Of course, there's already a T-shirt for sale: "Quit Your Job With Style" it says with an image of a person sliding down an airplane emergency chute. Buy it on your choice of online sites; I prefer the Donkey Ts version to the Cafe Press and Etsy editions.
What started it all? According to authorities, on Monday Slater confronted a passenger on JetBlue Flight 1052 from Pittsburgh to New York who was violating safety rules by removing her luggage from an overhead compartment before the plane was at a complete stop. The unruly passenger used an expletive, which was the last straw for Slater.
He went to the microphone and cursed out the passenger (the quote on his Facebook page reads, "To the passenger who called me a m----er, f--- you").
Slater then grabbed two beers, pulled open an emergency exit and whisked down the inflatable slide to freedom. Police later swarmed his home in Queens and took the smiling Slater into custody.
"This guy got to his breaking point and did what most people only dream of!" wrote Sarah Miller Whitworth on Slater's Facebook page. Indeed, most comments there and elsewhere online voice support for Slater, many even call him a hero.
"I'm slidin' with Steve!," wrote JoLynn Hammond in another post, a comment that's fast becoming a catch phrase of its own.
Before Slater was released from jail Wednesday, many online supporters offered to help pay his $2,500 bail. And now that Slater has terminated his JetBlue career with such bravado, the web had several suggestions for Slater's next career move, including beer spokesman, air marshal and American Idol judge. Several fans want to see him keep his job at JetBlue.
Clearly, Slater's actions touched a nerve, leading many to voice their own frustrations with working conditions and rude customers.

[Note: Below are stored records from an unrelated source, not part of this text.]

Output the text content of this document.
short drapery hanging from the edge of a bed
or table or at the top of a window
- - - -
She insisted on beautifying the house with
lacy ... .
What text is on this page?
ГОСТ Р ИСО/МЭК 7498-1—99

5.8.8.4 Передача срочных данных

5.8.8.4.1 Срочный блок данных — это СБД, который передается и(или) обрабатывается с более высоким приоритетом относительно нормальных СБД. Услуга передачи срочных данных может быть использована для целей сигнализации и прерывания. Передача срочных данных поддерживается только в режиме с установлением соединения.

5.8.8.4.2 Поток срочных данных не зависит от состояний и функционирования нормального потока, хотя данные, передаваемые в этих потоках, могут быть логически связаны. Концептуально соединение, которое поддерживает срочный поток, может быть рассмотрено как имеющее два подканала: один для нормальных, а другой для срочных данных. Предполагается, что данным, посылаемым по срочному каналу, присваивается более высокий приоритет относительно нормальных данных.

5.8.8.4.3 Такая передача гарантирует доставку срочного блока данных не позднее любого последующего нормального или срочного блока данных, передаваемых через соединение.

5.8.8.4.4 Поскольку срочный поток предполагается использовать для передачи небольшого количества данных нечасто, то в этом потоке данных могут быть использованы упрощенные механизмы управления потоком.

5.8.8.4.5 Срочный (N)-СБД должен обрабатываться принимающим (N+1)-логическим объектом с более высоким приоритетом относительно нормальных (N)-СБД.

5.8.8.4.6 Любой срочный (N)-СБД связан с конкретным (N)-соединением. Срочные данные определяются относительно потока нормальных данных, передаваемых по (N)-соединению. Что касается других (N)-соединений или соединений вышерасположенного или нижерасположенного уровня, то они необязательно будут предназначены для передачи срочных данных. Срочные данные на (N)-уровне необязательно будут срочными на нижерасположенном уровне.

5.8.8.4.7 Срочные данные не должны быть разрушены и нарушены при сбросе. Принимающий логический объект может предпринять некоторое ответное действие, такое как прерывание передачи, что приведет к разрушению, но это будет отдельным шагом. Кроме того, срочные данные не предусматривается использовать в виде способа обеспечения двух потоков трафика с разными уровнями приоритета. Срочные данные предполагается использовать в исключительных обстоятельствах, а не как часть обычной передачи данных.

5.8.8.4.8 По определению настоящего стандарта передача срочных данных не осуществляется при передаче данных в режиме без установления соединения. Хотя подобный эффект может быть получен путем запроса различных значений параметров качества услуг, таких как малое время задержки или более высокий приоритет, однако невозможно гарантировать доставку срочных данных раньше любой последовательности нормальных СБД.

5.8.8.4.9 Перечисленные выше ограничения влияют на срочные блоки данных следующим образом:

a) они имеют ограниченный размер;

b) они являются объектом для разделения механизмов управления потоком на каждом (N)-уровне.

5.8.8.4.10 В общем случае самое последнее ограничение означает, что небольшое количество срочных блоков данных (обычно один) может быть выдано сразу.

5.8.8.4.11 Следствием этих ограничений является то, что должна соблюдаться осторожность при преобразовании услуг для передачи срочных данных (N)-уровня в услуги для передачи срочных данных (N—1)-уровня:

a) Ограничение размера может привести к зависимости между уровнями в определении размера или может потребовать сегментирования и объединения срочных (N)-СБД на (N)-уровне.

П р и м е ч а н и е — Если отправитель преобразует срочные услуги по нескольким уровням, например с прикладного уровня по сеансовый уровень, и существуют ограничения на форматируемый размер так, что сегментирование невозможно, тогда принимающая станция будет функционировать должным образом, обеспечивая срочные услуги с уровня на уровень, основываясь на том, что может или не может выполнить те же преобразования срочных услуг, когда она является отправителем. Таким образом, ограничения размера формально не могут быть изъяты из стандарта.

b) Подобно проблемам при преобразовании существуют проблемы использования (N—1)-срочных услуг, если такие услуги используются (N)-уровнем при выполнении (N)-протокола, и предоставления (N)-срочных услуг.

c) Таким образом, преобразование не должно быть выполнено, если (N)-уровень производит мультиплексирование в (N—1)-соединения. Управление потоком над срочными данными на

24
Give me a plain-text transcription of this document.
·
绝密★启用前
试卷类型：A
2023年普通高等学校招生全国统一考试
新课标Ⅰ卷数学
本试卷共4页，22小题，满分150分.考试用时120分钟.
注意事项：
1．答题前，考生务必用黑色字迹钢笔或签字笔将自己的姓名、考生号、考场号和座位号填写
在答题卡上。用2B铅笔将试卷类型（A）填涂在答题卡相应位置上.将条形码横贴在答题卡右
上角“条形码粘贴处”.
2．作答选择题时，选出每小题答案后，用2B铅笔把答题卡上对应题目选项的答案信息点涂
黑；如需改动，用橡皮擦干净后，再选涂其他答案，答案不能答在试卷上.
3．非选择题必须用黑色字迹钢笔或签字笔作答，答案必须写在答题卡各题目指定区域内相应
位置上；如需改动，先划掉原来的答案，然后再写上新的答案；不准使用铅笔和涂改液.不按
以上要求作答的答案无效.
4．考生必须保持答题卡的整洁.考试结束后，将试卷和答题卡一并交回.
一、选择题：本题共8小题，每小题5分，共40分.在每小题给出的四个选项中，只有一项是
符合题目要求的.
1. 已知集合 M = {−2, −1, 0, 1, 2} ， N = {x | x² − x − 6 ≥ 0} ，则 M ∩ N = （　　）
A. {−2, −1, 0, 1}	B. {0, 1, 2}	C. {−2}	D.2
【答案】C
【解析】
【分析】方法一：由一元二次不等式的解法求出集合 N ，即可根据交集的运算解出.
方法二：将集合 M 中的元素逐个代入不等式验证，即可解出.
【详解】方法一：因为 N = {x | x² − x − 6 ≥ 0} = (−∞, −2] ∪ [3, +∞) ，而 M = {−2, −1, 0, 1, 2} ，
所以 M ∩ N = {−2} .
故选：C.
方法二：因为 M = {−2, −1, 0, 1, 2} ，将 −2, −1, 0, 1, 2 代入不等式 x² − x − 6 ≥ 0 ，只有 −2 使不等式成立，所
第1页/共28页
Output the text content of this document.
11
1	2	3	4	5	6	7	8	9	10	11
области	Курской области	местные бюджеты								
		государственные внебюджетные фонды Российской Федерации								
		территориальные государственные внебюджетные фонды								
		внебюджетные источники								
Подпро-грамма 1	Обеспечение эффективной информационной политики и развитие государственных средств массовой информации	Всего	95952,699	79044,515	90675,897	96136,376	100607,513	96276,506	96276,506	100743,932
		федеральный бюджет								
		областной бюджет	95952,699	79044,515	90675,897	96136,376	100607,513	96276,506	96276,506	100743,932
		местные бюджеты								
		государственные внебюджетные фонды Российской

A common refrain on Twitter and Facebook has been a call to arrest the passenger who disobeyed the flight attendant's instructions.
In fact, according to the Federal Aviation Authority, passengers can be fined up to $25,000 for being unruly and disobeying a flight attendant's instructions.
Even passengers on the Pittsburgh to New York flight had sympathy for Slater. Some reportedly found his outburst and Errol Flynn-like exit funny. Kati Doebler, who was on the flight but couldn't see who was speaking on the PA system, told the Associated Press, "The passengers all started to giggle a little bit."
But for all the jokes and online support, Slater still faces some serious consequences for his actions. He's been charged with criminal mischief, trespassing and reckless endangerment. He could spend up to 7 years in prison, according to authorities, if convicted.